Cleopatra: A Life by Stacy Schiff

Cleopatra: A Life by Stacy Schiff

 

She has been preserved in history as the ultimate example of a seductress, a woman who used her charms and her looks to bamboozle powerful men to do her will and into her control.  In a fabulous phrasing, Stacy Schiff summarizes this characterizations up through the wonderful phrasing of “[she certainly] flings herself around more in the literature than she did in life”.

When the name Cleopatra is mentioned, nine times out of ten, it is in the context of her relationships with Julius Caesar and Mark Anthony as a side note to these monumental men and the Roman Empire their actions helped bring into the existence.  In comparison, the civilization of ancient Egypt was enduring  on memory and willpower alone; it should have likely ended with the death of Cleopatra’s father, he was a weak ruler who was far better suited to the death of a once great empire than his daughter.  She, on the other hand, was quite a remarkable ruler who overcame drought, Roman unrest, and four siblings (two of which she was bound to in order to rule) in order to allow the time of the pharaohs in Egypt to go out with a bang rather than simply fade into inexistence.

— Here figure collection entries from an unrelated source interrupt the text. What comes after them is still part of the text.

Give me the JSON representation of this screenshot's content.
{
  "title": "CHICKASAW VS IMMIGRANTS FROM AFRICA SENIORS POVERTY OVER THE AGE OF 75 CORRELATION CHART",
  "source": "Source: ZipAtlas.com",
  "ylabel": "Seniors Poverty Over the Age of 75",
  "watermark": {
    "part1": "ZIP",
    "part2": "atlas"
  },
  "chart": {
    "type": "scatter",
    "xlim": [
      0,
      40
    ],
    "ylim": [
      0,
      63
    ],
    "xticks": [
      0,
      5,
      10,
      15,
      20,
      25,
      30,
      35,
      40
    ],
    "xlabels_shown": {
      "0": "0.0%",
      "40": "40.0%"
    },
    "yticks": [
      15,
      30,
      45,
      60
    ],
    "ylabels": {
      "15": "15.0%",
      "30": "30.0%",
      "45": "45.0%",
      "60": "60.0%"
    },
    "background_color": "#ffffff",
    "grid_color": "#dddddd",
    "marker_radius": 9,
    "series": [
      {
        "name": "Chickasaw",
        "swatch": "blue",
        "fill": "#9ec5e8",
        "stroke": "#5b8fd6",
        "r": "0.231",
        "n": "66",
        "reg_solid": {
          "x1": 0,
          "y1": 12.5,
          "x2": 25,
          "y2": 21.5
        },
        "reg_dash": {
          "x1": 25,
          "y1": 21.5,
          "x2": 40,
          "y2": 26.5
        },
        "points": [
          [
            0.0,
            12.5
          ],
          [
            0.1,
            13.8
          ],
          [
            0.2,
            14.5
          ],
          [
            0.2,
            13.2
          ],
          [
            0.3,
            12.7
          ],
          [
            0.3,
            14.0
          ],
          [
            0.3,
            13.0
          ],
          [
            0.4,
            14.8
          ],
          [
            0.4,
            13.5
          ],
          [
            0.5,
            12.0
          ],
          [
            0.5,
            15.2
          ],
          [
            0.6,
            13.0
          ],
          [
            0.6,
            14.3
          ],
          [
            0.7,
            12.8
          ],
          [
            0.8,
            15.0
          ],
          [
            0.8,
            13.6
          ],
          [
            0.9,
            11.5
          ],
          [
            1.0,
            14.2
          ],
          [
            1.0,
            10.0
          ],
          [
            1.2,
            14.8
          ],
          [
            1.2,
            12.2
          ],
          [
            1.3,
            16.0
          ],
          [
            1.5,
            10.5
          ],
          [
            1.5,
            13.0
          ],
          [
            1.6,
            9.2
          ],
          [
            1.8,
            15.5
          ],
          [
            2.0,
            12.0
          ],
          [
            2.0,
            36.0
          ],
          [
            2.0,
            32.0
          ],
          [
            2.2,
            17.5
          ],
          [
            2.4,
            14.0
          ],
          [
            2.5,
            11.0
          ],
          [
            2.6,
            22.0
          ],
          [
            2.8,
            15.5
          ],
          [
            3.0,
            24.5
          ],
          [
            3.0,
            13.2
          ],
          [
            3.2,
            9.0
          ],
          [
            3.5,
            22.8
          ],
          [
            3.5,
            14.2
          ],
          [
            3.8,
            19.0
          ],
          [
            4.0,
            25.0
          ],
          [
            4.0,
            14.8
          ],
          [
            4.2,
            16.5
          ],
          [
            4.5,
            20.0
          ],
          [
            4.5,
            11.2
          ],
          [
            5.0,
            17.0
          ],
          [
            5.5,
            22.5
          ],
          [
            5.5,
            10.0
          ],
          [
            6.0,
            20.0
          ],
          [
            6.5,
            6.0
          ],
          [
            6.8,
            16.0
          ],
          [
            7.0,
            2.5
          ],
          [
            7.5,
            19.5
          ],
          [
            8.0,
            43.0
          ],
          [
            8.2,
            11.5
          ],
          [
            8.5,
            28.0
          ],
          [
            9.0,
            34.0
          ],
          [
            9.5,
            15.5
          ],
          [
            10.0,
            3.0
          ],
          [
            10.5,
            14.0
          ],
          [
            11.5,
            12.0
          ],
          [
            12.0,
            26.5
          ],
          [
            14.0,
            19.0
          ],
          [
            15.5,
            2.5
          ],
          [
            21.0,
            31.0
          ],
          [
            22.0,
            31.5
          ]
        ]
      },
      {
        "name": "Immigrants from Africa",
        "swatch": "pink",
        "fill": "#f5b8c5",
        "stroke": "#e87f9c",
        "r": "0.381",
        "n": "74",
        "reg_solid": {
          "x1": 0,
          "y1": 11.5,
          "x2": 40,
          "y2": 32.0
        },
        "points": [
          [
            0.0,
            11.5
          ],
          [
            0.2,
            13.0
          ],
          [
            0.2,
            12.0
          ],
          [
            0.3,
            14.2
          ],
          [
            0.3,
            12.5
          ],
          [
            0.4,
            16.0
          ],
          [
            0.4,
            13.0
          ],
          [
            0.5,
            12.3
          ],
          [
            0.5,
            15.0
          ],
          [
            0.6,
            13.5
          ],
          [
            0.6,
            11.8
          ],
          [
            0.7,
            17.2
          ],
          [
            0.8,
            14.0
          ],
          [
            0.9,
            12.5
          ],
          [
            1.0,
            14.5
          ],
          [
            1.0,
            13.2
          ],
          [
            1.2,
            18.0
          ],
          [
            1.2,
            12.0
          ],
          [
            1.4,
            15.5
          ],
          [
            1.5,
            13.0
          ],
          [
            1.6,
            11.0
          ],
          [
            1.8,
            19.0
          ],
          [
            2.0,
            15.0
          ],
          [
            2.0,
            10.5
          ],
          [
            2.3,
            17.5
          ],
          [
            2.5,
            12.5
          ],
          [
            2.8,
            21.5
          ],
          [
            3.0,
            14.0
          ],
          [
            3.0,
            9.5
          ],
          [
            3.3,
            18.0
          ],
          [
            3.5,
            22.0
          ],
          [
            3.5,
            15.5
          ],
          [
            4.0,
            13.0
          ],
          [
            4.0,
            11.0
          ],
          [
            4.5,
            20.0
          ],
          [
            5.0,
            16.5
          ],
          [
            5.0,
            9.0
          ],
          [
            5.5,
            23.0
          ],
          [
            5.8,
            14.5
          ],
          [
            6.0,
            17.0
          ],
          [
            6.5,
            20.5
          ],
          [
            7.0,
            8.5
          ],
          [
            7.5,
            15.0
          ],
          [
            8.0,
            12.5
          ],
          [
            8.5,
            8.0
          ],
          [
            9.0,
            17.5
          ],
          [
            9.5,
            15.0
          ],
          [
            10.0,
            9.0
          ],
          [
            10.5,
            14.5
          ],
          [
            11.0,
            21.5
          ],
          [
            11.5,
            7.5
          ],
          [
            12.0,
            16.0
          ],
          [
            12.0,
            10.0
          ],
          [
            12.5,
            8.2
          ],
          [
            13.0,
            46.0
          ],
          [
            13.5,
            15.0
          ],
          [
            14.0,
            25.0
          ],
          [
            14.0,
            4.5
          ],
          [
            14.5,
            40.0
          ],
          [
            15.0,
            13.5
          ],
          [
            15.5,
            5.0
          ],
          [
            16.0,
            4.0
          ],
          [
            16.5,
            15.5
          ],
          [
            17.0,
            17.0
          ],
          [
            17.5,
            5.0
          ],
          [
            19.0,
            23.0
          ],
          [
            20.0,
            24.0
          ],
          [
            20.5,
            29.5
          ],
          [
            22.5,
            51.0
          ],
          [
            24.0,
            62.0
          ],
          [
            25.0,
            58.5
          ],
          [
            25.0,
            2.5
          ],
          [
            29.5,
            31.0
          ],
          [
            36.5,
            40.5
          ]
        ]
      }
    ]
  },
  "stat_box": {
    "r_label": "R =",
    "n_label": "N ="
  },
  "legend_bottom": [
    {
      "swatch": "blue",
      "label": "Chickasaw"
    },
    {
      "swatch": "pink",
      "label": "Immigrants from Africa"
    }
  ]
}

One thing that this book really manages to highlight is just how little is actually known about the last of the Egyptian pharaohs. Which is, if we’re entirely honest, kind of completely mental.  Very little record of her reign has been preserved in Egypt and, as a result, we are simply left with the records of the victors.  In this case, that is the Romans who, through their records, have helps to ensure that “we will remember that Cleopatra slept with Julius Caesar and Mark Antony long after we have forgotten what she accomplished in doing so, that she sustained a vast, rich, densely populated empire in its troubled twilight”.

One of the most interesting and frustrating aspects of written history is how it can be manipulated by the writer in order to present a view which fits within their own personal agenda.  Things can be added or omitted, wording and tone can alter the reader’s perspective or interpretation, they could be making everything up and, unless the material data says otherwise or a conflicting account exists to bring theirs into question, the reader may never be able to tell.  On a personal note, one of my interests in history is the role of women in it and, more specifically, how they are recorded and preserved within the historical record.  While this book is unable to provide a huge number of details about the last pharaoh’s life, it does do a remarkable job of highlighting how this remarkable woman has been preserved in history for qualities that have made her appear less dangerous and powerful that she actually was.  As the author states it, “citing her sexual prowess was evidently less discomfiting than acknowledging her intellectual gifts” “Cleopatra unsettles more as a sage than as seductress; it is less threatening to believe her fatally attractive than fatally intelligent”.